Research published in the most recent issue of the journal Infant Behavior and Development shows that babies in utero begin to respond to the rhythm of a nursery rhyme — showing evidence of learning — by 34 weeks of pregnancy and are capable of remembering a set rhyme until just prior to birth. Nursing researcher Charlene Krueger and her team studied pregnant women who recited a rhyme to their babies three times a day for six weeks, beginning at 28 weeks’ gestational age, which is the start of the third trimester of pregnancy.
“The mother’s voice is the predominant source of sensory stimulation in the developing fetus,” said Krueger, an associate professor in the UF College of Nursing. “This research highlights just how sophisticated the third trimester fetus really is and suggests that a mother’s voice is involved in the development of early learning and memory capabilities. This could potentially affect how we approach the care and stimulation of the preterm infant.”
Krueger’s team recruited 32 pregnant women during their 28th week of pregnancy, as determined by fetal ultrasound. The participants were between 18 and 39 years of age, spoke English as a primary language and were pregnant with their first baby. Once recruited, the women were randomly assigned to either an experimental or a control group. The mean age of the women in the group was 25. In addition, 68 percent of the women were white, 28 percent were black and 4 percent were of another race or ethnicity.
From 28 to 34 weeks of pregnancy, all mothers in the study recited a passage or nursery rhyme out loud twice a day and then came in for testing at 28, 32, 33 and 34 weeks’ gestation. To determine whether the fetus could remember the pattern of speech at 34 weeks of age, all mothers were asked to stop speaking the passage. Then the fetuses were tested again at 36 and 38 weeks’ gestational age.
During testing, researchers used a fetal heart monitor, similar to what is used during traditional labor and delivery, to record heart rate and determine any changes. Researchers interpret a small heart rate deceleration in the fetus as an indicator of learning or familiarity with a stimulus.
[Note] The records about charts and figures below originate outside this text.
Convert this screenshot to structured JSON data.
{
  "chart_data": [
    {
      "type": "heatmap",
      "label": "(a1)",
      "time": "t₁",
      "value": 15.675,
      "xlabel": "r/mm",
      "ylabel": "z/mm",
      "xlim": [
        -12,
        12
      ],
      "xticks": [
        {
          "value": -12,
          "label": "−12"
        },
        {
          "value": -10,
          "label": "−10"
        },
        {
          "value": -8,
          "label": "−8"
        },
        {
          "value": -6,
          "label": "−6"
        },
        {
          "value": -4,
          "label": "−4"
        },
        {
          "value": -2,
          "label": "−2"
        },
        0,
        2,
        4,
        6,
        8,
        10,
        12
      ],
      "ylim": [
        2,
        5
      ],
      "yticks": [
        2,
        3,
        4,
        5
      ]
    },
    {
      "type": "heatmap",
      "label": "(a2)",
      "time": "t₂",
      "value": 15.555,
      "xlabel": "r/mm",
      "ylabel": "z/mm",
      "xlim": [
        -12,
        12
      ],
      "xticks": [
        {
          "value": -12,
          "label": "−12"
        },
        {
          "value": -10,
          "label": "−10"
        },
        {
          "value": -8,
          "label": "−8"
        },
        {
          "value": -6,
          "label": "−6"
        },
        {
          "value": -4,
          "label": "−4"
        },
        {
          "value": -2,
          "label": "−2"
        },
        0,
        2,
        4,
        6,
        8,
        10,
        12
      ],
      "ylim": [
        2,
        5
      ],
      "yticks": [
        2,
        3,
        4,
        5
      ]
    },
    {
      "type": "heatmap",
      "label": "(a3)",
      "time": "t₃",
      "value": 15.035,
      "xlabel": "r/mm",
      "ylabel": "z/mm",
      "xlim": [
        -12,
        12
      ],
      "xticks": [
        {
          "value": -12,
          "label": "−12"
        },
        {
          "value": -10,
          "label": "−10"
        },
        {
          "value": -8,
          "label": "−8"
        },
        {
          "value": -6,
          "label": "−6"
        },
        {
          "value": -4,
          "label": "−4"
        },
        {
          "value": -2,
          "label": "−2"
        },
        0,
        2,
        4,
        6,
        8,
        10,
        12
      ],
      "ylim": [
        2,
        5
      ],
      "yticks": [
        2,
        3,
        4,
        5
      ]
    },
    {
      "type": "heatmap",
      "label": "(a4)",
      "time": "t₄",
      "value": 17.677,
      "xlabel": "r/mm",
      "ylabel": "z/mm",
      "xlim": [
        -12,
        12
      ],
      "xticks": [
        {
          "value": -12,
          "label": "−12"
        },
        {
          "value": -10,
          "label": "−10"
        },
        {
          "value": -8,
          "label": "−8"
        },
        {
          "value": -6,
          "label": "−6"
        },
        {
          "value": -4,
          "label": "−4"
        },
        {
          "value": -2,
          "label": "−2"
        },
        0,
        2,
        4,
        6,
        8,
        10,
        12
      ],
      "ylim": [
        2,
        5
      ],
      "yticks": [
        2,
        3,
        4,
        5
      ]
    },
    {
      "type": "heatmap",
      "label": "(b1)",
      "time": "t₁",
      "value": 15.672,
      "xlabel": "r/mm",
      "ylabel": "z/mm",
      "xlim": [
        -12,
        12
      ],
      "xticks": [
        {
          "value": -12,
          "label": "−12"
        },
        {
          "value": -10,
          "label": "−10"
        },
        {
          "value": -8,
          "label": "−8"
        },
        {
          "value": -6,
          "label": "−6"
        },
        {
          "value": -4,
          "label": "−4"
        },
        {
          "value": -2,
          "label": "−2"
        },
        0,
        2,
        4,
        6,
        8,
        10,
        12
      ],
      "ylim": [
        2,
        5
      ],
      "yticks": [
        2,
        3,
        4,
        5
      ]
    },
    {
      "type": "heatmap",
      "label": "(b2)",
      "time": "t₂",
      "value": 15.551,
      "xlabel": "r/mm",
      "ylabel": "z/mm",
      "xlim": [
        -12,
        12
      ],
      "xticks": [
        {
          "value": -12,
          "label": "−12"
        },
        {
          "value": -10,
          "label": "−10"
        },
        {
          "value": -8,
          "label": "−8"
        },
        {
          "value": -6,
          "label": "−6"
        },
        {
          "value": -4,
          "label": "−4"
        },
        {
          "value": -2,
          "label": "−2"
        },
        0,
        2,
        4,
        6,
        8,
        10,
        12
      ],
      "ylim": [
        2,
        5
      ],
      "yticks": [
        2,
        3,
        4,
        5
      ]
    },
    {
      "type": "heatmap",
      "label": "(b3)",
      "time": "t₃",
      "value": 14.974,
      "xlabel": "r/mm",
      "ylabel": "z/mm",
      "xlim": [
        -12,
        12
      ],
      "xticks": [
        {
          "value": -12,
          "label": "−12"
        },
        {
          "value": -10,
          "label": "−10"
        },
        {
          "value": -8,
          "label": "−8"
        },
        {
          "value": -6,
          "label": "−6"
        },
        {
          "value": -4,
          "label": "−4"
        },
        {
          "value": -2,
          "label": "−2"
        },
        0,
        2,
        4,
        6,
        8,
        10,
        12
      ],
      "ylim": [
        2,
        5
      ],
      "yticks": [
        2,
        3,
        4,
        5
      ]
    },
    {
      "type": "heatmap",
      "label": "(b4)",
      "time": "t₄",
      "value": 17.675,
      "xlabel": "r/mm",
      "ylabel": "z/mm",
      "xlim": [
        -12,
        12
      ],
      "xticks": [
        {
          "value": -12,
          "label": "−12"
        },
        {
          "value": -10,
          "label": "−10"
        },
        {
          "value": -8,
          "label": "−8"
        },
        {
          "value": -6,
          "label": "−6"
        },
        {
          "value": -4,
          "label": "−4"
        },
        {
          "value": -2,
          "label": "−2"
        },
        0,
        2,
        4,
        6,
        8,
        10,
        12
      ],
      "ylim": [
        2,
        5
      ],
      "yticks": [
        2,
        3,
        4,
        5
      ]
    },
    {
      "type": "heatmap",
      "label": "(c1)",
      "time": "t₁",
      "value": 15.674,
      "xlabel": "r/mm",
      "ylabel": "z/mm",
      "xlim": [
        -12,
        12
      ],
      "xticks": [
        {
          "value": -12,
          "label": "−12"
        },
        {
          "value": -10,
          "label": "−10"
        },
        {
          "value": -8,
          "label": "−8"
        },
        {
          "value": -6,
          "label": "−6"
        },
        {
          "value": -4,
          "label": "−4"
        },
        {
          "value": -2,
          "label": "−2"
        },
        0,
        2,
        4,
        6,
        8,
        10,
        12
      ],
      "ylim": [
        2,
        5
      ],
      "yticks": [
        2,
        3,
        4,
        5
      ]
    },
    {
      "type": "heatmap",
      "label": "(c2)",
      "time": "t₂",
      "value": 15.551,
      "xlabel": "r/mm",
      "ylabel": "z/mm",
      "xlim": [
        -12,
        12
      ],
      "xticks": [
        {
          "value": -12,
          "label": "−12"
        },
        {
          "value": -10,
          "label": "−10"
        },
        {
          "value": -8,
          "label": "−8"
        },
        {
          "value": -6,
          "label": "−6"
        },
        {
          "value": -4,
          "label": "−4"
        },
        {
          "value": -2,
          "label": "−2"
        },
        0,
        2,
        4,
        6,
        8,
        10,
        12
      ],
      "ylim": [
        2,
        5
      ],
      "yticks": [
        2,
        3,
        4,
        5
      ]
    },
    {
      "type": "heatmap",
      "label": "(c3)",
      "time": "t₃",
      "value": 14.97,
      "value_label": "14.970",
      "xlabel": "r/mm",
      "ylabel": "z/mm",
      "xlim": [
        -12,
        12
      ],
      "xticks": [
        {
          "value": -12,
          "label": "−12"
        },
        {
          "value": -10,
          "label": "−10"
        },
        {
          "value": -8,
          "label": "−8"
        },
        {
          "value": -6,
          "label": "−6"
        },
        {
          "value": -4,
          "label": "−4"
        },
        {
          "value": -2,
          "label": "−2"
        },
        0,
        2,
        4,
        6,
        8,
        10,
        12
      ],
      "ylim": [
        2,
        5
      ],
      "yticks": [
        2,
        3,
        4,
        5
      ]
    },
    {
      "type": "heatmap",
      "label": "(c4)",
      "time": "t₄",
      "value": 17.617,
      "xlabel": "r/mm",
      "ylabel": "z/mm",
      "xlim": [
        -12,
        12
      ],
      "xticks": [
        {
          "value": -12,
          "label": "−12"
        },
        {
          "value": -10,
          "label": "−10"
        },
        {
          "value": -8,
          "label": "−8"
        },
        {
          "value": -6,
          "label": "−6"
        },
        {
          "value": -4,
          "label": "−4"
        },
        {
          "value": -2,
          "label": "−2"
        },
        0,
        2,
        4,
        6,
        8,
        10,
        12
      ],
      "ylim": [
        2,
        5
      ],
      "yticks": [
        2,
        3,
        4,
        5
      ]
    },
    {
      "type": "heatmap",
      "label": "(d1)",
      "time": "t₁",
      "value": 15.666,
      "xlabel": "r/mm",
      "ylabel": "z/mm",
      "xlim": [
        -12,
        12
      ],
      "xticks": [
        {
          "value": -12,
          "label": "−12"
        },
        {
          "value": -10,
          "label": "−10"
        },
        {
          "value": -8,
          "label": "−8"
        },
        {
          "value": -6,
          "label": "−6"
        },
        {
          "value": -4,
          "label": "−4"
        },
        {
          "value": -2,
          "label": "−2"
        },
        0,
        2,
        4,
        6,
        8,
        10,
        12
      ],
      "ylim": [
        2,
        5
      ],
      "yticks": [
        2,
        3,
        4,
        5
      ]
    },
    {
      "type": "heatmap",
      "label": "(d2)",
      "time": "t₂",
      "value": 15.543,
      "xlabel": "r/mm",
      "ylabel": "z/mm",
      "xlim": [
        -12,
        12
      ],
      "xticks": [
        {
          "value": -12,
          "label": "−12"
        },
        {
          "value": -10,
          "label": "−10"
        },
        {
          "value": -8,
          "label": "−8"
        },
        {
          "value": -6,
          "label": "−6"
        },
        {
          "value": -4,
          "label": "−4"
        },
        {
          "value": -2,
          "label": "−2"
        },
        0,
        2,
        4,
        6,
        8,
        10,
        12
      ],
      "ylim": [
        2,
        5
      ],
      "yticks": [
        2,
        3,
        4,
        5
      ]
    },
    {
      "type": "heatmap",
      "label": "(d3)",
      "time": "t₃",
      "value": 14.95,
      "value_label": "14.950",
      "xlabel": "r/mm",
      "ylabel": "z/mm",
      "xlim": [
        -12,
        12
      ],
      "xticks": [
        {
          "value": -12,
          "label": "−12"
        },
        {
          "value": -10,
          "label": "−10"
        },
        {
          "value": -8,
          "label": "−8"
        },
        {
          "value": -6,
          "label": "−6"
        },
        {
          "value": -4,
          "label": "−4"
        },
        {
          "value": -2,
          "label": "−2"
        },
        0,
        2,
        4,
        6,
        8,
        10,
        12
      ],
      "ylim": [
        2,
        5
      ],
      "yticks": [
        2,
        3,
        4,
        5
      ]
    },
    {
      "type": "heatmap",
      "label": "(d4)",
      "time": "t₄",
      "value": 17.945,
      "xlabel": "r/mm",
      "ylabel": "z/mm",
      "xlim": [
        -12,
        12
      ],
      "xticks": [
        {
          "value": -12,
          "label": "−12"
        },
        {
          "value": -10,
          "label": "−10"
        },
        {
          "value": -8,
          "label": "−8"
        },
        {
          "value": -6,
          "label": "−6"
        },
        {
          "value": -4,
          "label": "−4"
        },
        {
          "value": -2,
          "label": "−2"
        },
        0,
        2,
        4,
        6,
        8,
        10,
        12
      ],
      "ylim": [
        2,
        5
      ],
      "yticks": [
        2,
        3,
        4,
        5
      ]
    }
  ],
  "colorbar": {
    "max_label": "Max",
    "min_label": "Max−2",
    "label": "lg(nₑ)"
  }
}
At testing, the fetuses in the experimental group were played a recording of the same rhyme their mother had been reciting at home but spoken by a female stranger. Those in the control group heard a different rhyme also spoken by a stranger. This was to help determine if the fetus was responding simply to its mother’s voice or to a familiar pattern of speech, which is a more difficult task, Krueger said.
The researchers found that the fetus’ heart rate began to respond to the familiar rhyme recited by a stranger’s voice by 34 weeks of gestational age — once the mother had spoken the rhyme out loud at home for six weeks. They continued to respond with a small cardiac deceleration for as long as four weeks after the mother had stopped saying the rhyme until about 38 weeks. At 38 weeks, there was a statistically significant difference between the two groups in responding to the strangers’ recited rhymes — the experimental group who heard the original rhyme responded with a deeper and more sustained cardiac deceleration, whereas the control group who heard a new rhyme responded with a cardiac acceleration.
Further research is needed to more fully understand how ongoing development affects learning and memory, Krueger said. Her aim is to recognize how this type of research can influence care in preterm infants and their long-term outcomes.
“This study helped us understand more about how early a fetus could learn a passage of speech and whether the passage could be remembered weeks later even without daily exposure to it,” Krueger said. “This could have implications to those preterm infants who are born before 37 weeks of age and the impact an intervention such as their mother’s voice may have on influencing better outcomes in this high-risk population.”